High-Performance Computing Cluster

The Distributed and Parallel Computing Cluster is a center for interdisciplinary research, developed with a major research instrumentation grant from the National Science Foundation. The project is a collaboration of the Computer Science & Engineering and Physics departments at UTA and the Dermatology Group at the University of Texas Southwestern Medical Center at Dallas. Phase I of the three-year, $1,357,000 project created a distributed-memory cluster system with 200+ processors linked to enormous amounts of storage – in the hundreds of terabytes (1012). Phase II of the project added a shared memory multi-processor system and several terabytes of additional storage, enabling the system to handle the requests for service received from other departments. Both distributed-memory and shared-memory systems are needed as they serve different applications needed by the various research groups to solve problems that cannot be solved on individual or a small number of computers. 

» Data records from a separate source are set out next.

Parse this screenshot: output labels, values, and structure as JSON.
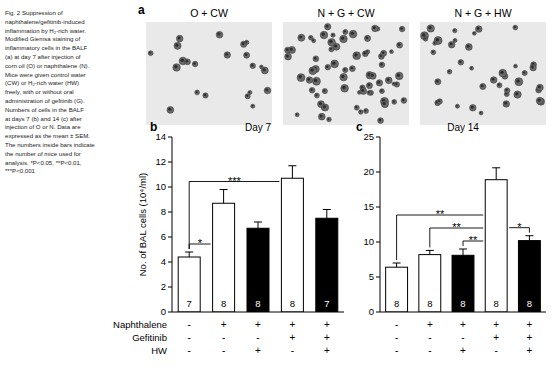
{
  "caption": [
    "Fig. 2 Suppression of",
    "naphthalene/gefitinib-induced",
    "inflammation by H₂-rich water.",
    "Modified Giemsa staining of",
    "inflammatory cells in the BALF",
    "(a) at day 7 after injection of",
    "corn oil (O) or naphthalene (N).",
    "Mice were given control water",
    "(CW) or H₂-rich water (HW)",
    "freely, with or without oral",
    "administration of gefitinib (G).",
    "Numbers of cells in the BALF",
    "at days 7 (b) and 14 (c) after",
    "injection of O or N. Data are",
    "expressed as the mean ± SEM.",
    "The numbers inside bars indicate",
    "the number of mice used for",
    "analysis. *P<0.05, **P<0.01,",
    "***P<0.001"
  ],
  "panel_a": {
    "label": "a",
    "images": [
      "O + CW",
      "N + G + CW",
      "N + G + HW"
    ]
  },
  "treatments": {
    "rows": [
      {
        "label": "Naphthalene",
        "values": [
          "-",
          "+",
          "+",
          "+",
          "+"
        ]
      },
      {
        "label": "Gefitinib",
        "values": [
          "-",
          "-",
          "-",
          "+",
          "+"
        ]
      },
      {
        "label": "HW",
        "values": [
          "-",
          "-",
          "+",
          "-",
          "+"
        ]
      }
    ]
  },
  "chart_data": [
    {
      "type": "bar",
      "panel_label": "b",
      "title": "Day 7",
      "ylabel": "No. of BAL cells (10⁴/ml)",
      "categories": [
        null,
        null,
        null,
        null,
        null
      ],
      "values": [
        4.4,
        8.7,
        6.7,
        10.7,
        7.5
      ],
      "errors": [
        0.4,
        1.1,
        0.5,
        1.0,
        0.7
      ],
      "n": [
        7,
        8,
        8,
        8,
        7
      ],
      "colors": [
        "#ffffff",
        "#ffffff",
        "#000000",
        "#ffffff",
        "#000000"
      ],
      "ylim": [
        0,
        14
      ],
      "yticks": [
        0,
        2,
        4,
        6,
        8,
        10,
        12,
        14
      ],
      "annotations": [
        {
          "between": [
            0,
            1
          ],
          "text": "*"
        },
        {
          "between": [
            0,
            3
          ],
          "text": "***"
        }
      ]
    },
    {
      "type": "bar",
      "panel_label": "c",
      "title": "Day 14",
      "categories": [
        null,
        null,
        null,
        null,
        null
      ],
      "values": [
        6.4,
        8.2,
        8.1,
        18.9,
        10.2
      ],
      "errors": [
        0.6,
        0.6,
        0.9,
        1.7,
        0.7
      ],
      "n": [
        8,
        8,
        8,
        8,
        8
      ],
      "colors": [
        "#ffffff",
        "#ffffff",
        "#000000",
        "#ffffff",
        "#000000"
      ],
      "ylim": [
        0,
        25
      ],
      "yticks": [
        0,
        5,
        10,
        15,
        20,
        25
      ],
      "annotations": [
        {
          "between": [
            0,
            3
          ],
          "text": "**"
        },
        {
          "between": [
            1,
            3
          ],
          "text": "**"
        },
        {
          "between": [
            2,
            3
          ],
          "text": "**"
        },
        {
          "between": [
            3,
            4
          ],
          "text": "*"
        }
      ]
    }
  ]
}
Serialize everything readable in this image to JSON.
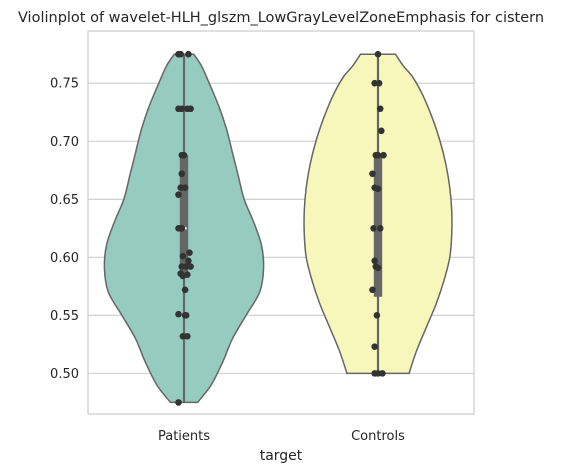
{
  "chart_data": {
    "type": "violin",
    "title": "Violinplot of wavelet-HLH_glszm_LowGrayLevelZoneEmphasis for cistern",
    "xlabel": "target",
    "ylabel": "",
    "categories": [
      "Patients",
      "Controls"
    ],
    "ylim": [
      0.465,
      0.795
    ],
    "yticks": [
      "0.50",
      "0.55",
      "0.60",
      "0.65",
      "0.70",
      "0.75"
    ],
    "grid": true,
    "colors": {
      "Patients": "#96cbc0",
      "Controls": "#f7f7bc",
      "outline": "#666666",
      "points": "#333333",
      "box": "#666666",
      "grid": "#cccccc",
      "frame": "#cccccc"
    },
    "series": [
      {
        "name": "Patients",
        "points": [
          [
            -0.05,
            0.775
          ],
          [
            -0.03,
            0.775
          ],
          [
            0.04,
            0.775
          ],
          [
            -0.05,
            0.728
          ],
          [
            -0.02,
            0.728
          ],
          [
            0.03,
            0.728
          ],
          [
            0.06,
            0.728
          ],
          [
            -0.02,
            0.688
          ],
          [
            0.0,
            0.688
          ],
          [
            -0.02,
            0.672
          ],
          [
            -0.03,
            0.66
          ],
          [
            0.01,
            0.66
          ],
          [
            -0.05,
            0.654
          ],
          [
            -0.05,
            0.625
          ],
          [
            -0.035,
            0.625
          ],
          [
            -0.02,
            0.625
          ],
          [
            0.05,
            0.604
          ],
          [
            -0.01,
            0.601
          ],
          [
            0.04,
            0.597
          ],
          [
            -0.02,
            0.592
          ],
          [
            0.02,
            0.592
          ],
          [
            0.06,
            0.592
          ],
          [
            -0.03,
            0.586
          ],
          [
            0.03,
            0.585
          ],
          [
            -0.01,
            0.584
          ],
          [
            0.01,
            0.572
          ],
          [
            -0.05,
            0.551
          ],
          [
            0.01,
            0.55
          ],
          [
            0.02,
            0.55
          ],
          [
            -0.01,
            0.532
          ],
          [
            0.03,
            0.532
          ],
          [
            -0.05,
            0.475
          ]
        ],
        "quartiles": [
          0.587,
          0.625,
          0.688
        ],
        "whiskers": [
          0.475,
          0.775
        ],
        "density": [
          [
            0.475,
            0.07
          ],
          [
            0.49,
            0.14
          ],
          [
            0.51,
            0.2
          ],
          [
            0.53,
            0.25
          ],
          [
            0.55,
            0.32
          ],
          [
            0.57,
            0.39
          ],
          [
            0.59,
            0.41
          ],
          [
            0.61,
            0.4
          ],
          [
            0.63,
            0.36
          ],
          [
            0.65,
            0.31
          ],
          [
            0.67,
            0.28
          ],
          [
            0.69,
            0.25
          ],
          [
            0.71,
            0.22
          ],
          [
            0.73,
            0.18
          ],
          [
            0.75,
            0.13
          ],
          [
            0.765,
            0.09
          ],
          [
            0.775,
            0.05
          ]
        ]
      },
      {
        "name": "Controls",
        "points": [
          [
            0.0,
            0.775
          ],
          [
            -0.03,
            0.75
          ],
          [
            0.01,
            0.75
          ],
          [
            0.02,
            0.728
          ],
          [
            0.03,
            0.709
          ],
          [
            -0.02,
            0.688
          ],
          [
            0.0,
            0.688
          ],
          [
            0.05,
            0.688
          ],
          [
            -0.05,
            0.672
          ],
          [
            -0.03,
            0.66
          ],
          [
            0.0,
            0.659
          ],
          [
            -0.04,
            0.625
          ],
          [
            0.02,
            0.625
          ],
          [
            -0.03,
            0.597
          ],
          [
            -0.02,
            0.592
          ],
          [
            0.0,
            0.591
          ],
          [
            -0.05,
            0.572
          ],
          [
            -0.01,
            0.55
          ],
          [
            -0.03,
            0.523
          ],
          [
            -0.03,
            0.5
          ],
          [
            0.0,
            0.5
          ],
          [
            0.04,
            0.5
          ]
        ],
        "quartiles": [
          0.566,
          0.625,
          0.688
        ],
        "whiskers": [
          0.5,
          0.775
        ],
        "density": [
          [
            0.5,
            0.16
          ],
          [
            0.52,
            0.2
          ],
          [
            0.54,
            0.25
          ],
          [
            0.56,
            0.3
          ],
          [
            0.58,
            0.34
          ],
          [
            0.6,
            0.37
          ],
          [
            0.62,
            0.38
          ],
          [
            0.64,
            0.38
          ],
          [
            0.66,
            0.37
          ],
          [
            0.68,
            0.35
          ],
          [
            0.7,
            0.32
          ],
          [
            0.72,
            0.28
          ],
          [
            0.74,
            0.23
          ],
          [
            0.755,
            0.18
          ],
          [
            0.765,
            0.13
          ],
          [
            0.775,
            0.09
          ]
        ]
      }
    ]
  }
}
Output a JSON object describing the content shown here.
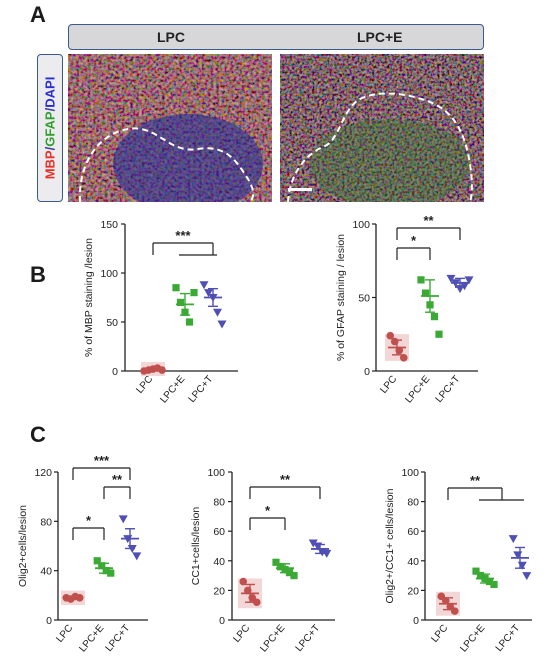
{
  "panels": {
    "a": "A",
    "b": "B",
    "c": "C"
  },
  "header": {
    "left": "LPC",
    "right": "LPC+E"
  },
  "stain_label": {
    "mbp": "MBP",
    "gfap": "GFAP",
    "dapi": "DAPI",
    "sep": "/"
  },
  "colors": {
    "lpc": "#c0504d",
    "lpc_fill": "#f2d2d2",
    "lpc_e": "#3aaa35",
    "lpc_t": "#4f4fb5",
    "mbp": "#e8302b",
    "gfap": "#3aaa35",
    "dapi": "#2b2bd6"
  },
  "chart_data": [
    {
      "id": "mbp",
      "type": "scatter",
      "ylabel": "% of MBP staining /lesion",
      "categories": [
        "LPC",
        "LPC+E",
        "LPC+T"
      ],
      "ylim": [
        0,
        150
      ],
      "yticks": [
        0,
        50,
        100,
        150
      ],
      "groups": [
        {
          "name": "LPC",
          "points": [
            0,
            1,
            2,
            3,
            1
          ],
          "mean": 2,
          "sem": 1
        },
        {
          "name": "LPC+E",
          "points": [
            85,
            70,
            60,
            50,
            80
          ],
          "mean": 68,
          "sem": 11
        },
        {
          "name": "LPC+T",
          "points": [
            88,
            80,
            75,
            60,
            48
          ],
          "mean": 75,
          "sem": 9
        }
      ],
      "significance": [
        {
          "label": "***",
          "from": "LPC",
          "to": [
            "LPC+E",
            "LPC+T"
          ]
        }
      ]
    },
    {
      "id": "gfap",
      "type": "scatter",
      "ylabel": "% of GFAP staining / lesion",
      "categories": [
        "LPC",
        "LPC+E",
        "LPC+T"
      ],
      "ylim": [
        0,
        100
      ],
      "yticks": [
        0,
        50,
        100
      ],
      "groups": [
        {
          "name": "LPC",
          "points": [
            24,
            20,
            14,
            9
          ],
          "mean": 16,
          "sem": 5
        },
        {
          "name": "LPC+E",
          "points": [
            62,
            53,
            45,
            37,
            25
          ],
          "mean": 51,
          "sem": 11
        },
        {
          "name": "LPC+T",
          "points": [
            63,
            60,
            56,
            58,
            62
          ],
          "mean": 60,
          "sem": 3
        }
      ],
      "significance": [
        {
          "label": "*",
          "from": "LPC",
          "to": [
            "LPC+E"
          ]
        },
        {
          "label": "**",
          "from": "LPC",
          "to": [
            "LPC+T"
          ]
        }
      ]
    },
    {
      "id": "olig2",
      "type": "scatter",
      "ylabel": "Olig2+cells/lesion",
      "categories": [
        "LPC",
        "LPC+E",
        "LPC+T"
      ],
      "ylim": [
        0,
        120
      ],
      "yticks": [
        0,
        40,
        80,
        120
      ],
      "groups": [
        {
          "name": "LPC",
          "points": [
            18,
            17,
            19,
            18
          ],
          "mean": 18,
          "sem": 1
        },
        {
          "name": "LPC+E",
          "points": [
            48,
            44,
            40,
            38
          ],
          "mean": 42,
          "sem": 4
        },
        {
          "name": "LPC+T",
          "points": [
            82,
            66,
            58,
            52
          ],
          "mean": 66,
          "sem": 8
        }
      ],
      "significance": [
        {
          "label": "*",
          "from": "LPC",
          "to": [
            "LPC+E"
          ]
        },
        {
          "label": "**",
          "from": "LPC+E",
          "to": [
            "LPC+T"
          ]
        },
        {
          "label": "***",
          "from": "LPC",
          "to": [
            "LPC+T"
          ]
        }
      ]
    },
    {
      "id": "cc1",
      "type": "scatter",
      "ylabel": "CC1+cells/lesion",
      "categories": [
        "LPC",
        "LPC+E",
        "LPC+T"
      ],
      "ylim": [
        0,
        100
      ],
      "yticks": [
        0,
        20,
        40,
        60,
        80,
        100
      ],
      "groups": [
        {
          "name": "LPC",
          "points": [
            26,
            20,
            15,
            12
          ],
          "mean": 18,
          "sem": 6
        },
        {
          "name": "LPC+E",
          "points": [
            39,
            36,
            34,
            32,
            30
          ],
          "mean": 35,
          "sem": 3
        },
        {
          "name": "LPC+T",
          "points": [
            52,
            50,
            46,
            45
          ],
          "mean": 48,
          "sem": 3
        }
      ],
      "significance": [
        {
          "label": "*",
          "from": "LPC",
          "to": [
            "LPC+E"
          ]
        },
        {
          "label": "**",
          "from": "LPC",
          "to": [
            "LPC+T"
          ]
        }
      ]
    },
    {
      "id": "olig2cc1",
      "type": "scatter",
      "ylabel": "Olig2+/CC1+ cells/lesion",
      "categories": [
        "LPC",
        "LPC+E",
        "LPC+T"
      ],
      "ylim": [
        0,
        100
      ],
      "yticks": [
        0,
        20,
        40,
        60,
        80,
        100
      ],
      "groups": [
        {
          "name": "LPC",
          "points": [
            16,
            13,
            9,
            6
          ],
          "mean": 11,
          "sem": 4
        },
        {
          "name": "LPC+E",
          "points": [
            33,
            30,
            28,
            26,
            24
          ],
          "mean": 28,
          "sem": 3
        },
        {
          "name": "LPC+T",
          "points": [
            55,
            44,
            37,
            30
          ],
          "mean": 42,
          "sem": 7
        }
      ],
      "significance": [
        {
          "label": "**",
          "from": "LPC",
          "to": [
            "LPC+E",
            "LPC+T"
          ]
        }
      ]
    }
  ]
}
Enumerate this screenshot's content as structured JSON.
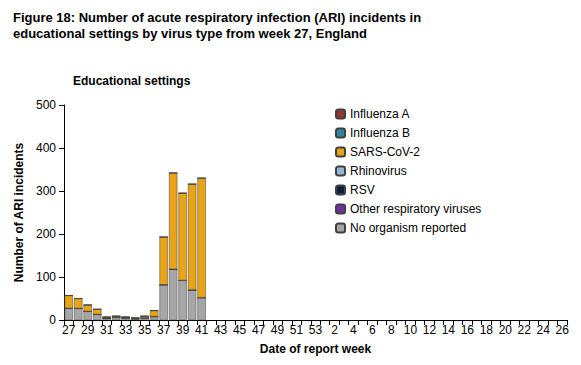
{
  "chart_data": {
    "type": "bar",
    "title": "Figure 18: Number of acute respiratory infection (ARI) incidents in educational settings by virus type from week 27, England",
    "subtitle": "Educational settings",
    "x_label": "Date of report week",
    "y_label": "Number of ARI incidents",
    "categories": [
      "27",
      null,
      "29",
      null,
      "31",
      null,
      "33",
      null,
      "35",
      null,
      "37",
      null,
      "39",
      null,
      "41",
      null,
      "43",
      null,
      "45",
      null,
      "47",
      null,
      "49",
      null,
      "51",
      null,
      "53",
      null,
      "2",
      null,
      "4",
      null,
      "6",
      null,
      "8",
      null,
      "10",
      null,
      "12",
      null,
      "14",
      null,
      "16",
      null,
      "18",
      null,
      "20",
      null,
      "22",
      null,
      "24",
      null,
      "26"
    ],
    "series": [
      {
        "name": "Influenza A",
        "color": "#953735",
        "values": [
          0,
          0,
          0,
          0,
          0,
          0,
          0,
          0,
          0,
          0,
          0,
          0,
          0,
          0,
          0,
          null,
          null,
          null,
          null,
          null,
          null,
          null,
          null,
          null,
          null,
          null,
          null,
          null,
          null,
          null,
          null,
          null,
          null,
          null,
          null,
          null,
          null,
          null,
          null,
          null,
          null,
          null,
          null,
          null,
          null,
          null,
          null,
          null,
          null,
          null,
          null,
          null,
          null
        ]
      },
      {
        "name": "Influenza B",
        "color": "#31859c",
        "values": [
          0,
          0,
          0,
          0,
          0,
          0,
          0,
          0,
          0,
          0,
          0,
          0,
          0,
          0,
          0,
          null,
          null,
          null,
          null,
          null,
          null,
          null,
          null,
          null,
          null,
          null,
          null,
          null,
          null,
          null,
          null,
          null,
          null,
          null,
          null,
          null,
          null,
          null,
          null,
          null,
          null,
          null,
          null,
          null,
          null,
          null,
          null,
          null,
          null,
          null,
          null,
          null,
          null
        ]
      },
      {
        "name": "SARS-CoV-2",
        "color": "#e8a317",
        "values": [
          30,
          23,
          15,
          12,
          3,
          3,
          2,
          2,
          4,
          14,
          111,
          224,
          203,
          246,
          278,
          null,
          null,
          null,
          null,
          null,
          null,
          null,
          null,
          null,
          null,
          null,
          null,
          null,
          null,
          null,
          null,
          null,
          null,
          null,
          null,
          null,
          null,
          null,
          null,
          null,
          null,
          null,
          null,
          null,
          null,
          null,
          null,
          null,
          null,
          null,
          null,
          null,
          null
        ]
      },
      {
        "name": "Rhinovirus",
        "color": "#95b3d7",
        "values": [
          0,
          0,
          0,
          0,
          0,
          0,
          0,
          0,
          0,
          0,
          0,
          0,
          0,
          0,
          0,
          null,
          null,
          null,
          null,
          null,
          null,
          null,
          null,
          null,
          null,
          null,
          null,
          null,
          null,
          null,
          null,
          null,
          null,
          null,
          null,
          null,
          null,
          null,
          null,
          null,
          null,
          null,
          null,
          null,
          null,
          null,
          null,
          null,
          null,
          null,
          null,
          null,
          null
        ]
      },
      {
        "name": "RSV",
        "color": "#0f1e3c",
        "values": [
          0,
          0,
          0,
          0,
          0,
          0,
          0,
          0,
          0,
          0,
          0,
          0,
          0,
          0,
          0,
          null,
          null,
          null,
          null,
          null,
          null,
          null,
          null,
          null,
          null,
          null,
          null,
          null,
          null,
          null,
          null,
          null,
          null,
          null,
          null,
          null,
          null,
          null,
          null,
          null,
          null,
          null,
          null,
          null,
          null,
          null,
          null,
          null,
          null,
          null,
          null,
          null,
          null
        ]
      },
      {
        "name": "Other respiratory viruses",
        "color": "#7030a0",
        "values": [
          0,
          0,
          0,
          0,
          0,
          0,
          0,
          0,
          0,
          0,
          0,
          0,
          0,
          0,
          0,
          null,
          null,
          null,
          null,
          null,
          null,
          null,
          null,
          null,
          null,
          null,
          null,
          null,
          null,
          null,
          null,
          null,
          null,
          null,
          null,
          null,
          null,
          null,
          null,
          null,
          null,
          null,
          null,
          null,
          null,
          null,
          null,
          null,
          null,
          null,
          null,
          null,
          null
        ]
      },
      {
        "name": "No organism reported",
        "color": "#a6a6a6",
        "values": [
          27,
          27,
          20,
          13,
          4,
          6,
          5,
          3,
          5,
          8,
          82,
          118,
          92,
          70,
          52,
          null,
          null,
          null,
          null,
          null,
          null,
          null,
          null,
          null,
          null,
          null,
          null,
          null,
          null,
          null,
          null,
          null,
          null,
          null,
          null,
          null,
          null,
          null,
          null,
          null,
          null,
          null,
          null,
          null,
          null,
          null,
          null,
          null,
          null,
          null,
          null,
          null,
          null
        ]
      }
    ],
    "stacked": true,
    "ylim": [
      0,
      500
    ],
    "yticks": [
      0,
      100,
      200,
      300,
      400,
      500
    ],
    "grid": false,
    "legend": "right"
  }
}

Nanotechnology Research & Teaching Facility

The Nanofabrication Research and Teaching Facility (NanoFab) hosts interdisciplinary research activities, primarily involving several College of Engineering and College of Science units, plus researchers from local universities and area electronics industries. The 35,000 sq. ft., two-story building contains a variety of specialized research and teaching sections. The 6,000+ sq. ft., Class 1000 main clean room is separated into areas for materials deposition, characterization and processing, photolithography, and teaching. An additional 4,800+ sq. ft. of space is devoted to laboratories containing specialized equipment and/or testing facilities. Renovations in 2005 valued at $4.6 million included the addition of three labs to accommodate an SEM, an STM and an E-Beam writer, plus two wet chemical labs, two optoelectronics labs, a nano-giga electronics lab, a cryoelectronics lab and a nano-device lab.

“Lab-on-a-chip” Embossing Process

Two pieces of equipment will be presented: a Femtosecond Laser Micro-machining (FLM) system and a Hot Embossing, Micro-replication, Micro-fabrication (HEMM) system. Current work focuses on the automated motion commands from a CAD system, and identification of process parameters for surface micro-machining on silicon and PMMA substrates and for internal micro-machining on transparent media – PMMA and glass. The process parameters for quality micro-replications of silicon molds on PMMA substrates are under way, and finite element models that describe the viscoelastic behavior of the PMMA are under development.
Potential applications include controlled drug delivery and single-use medical tests.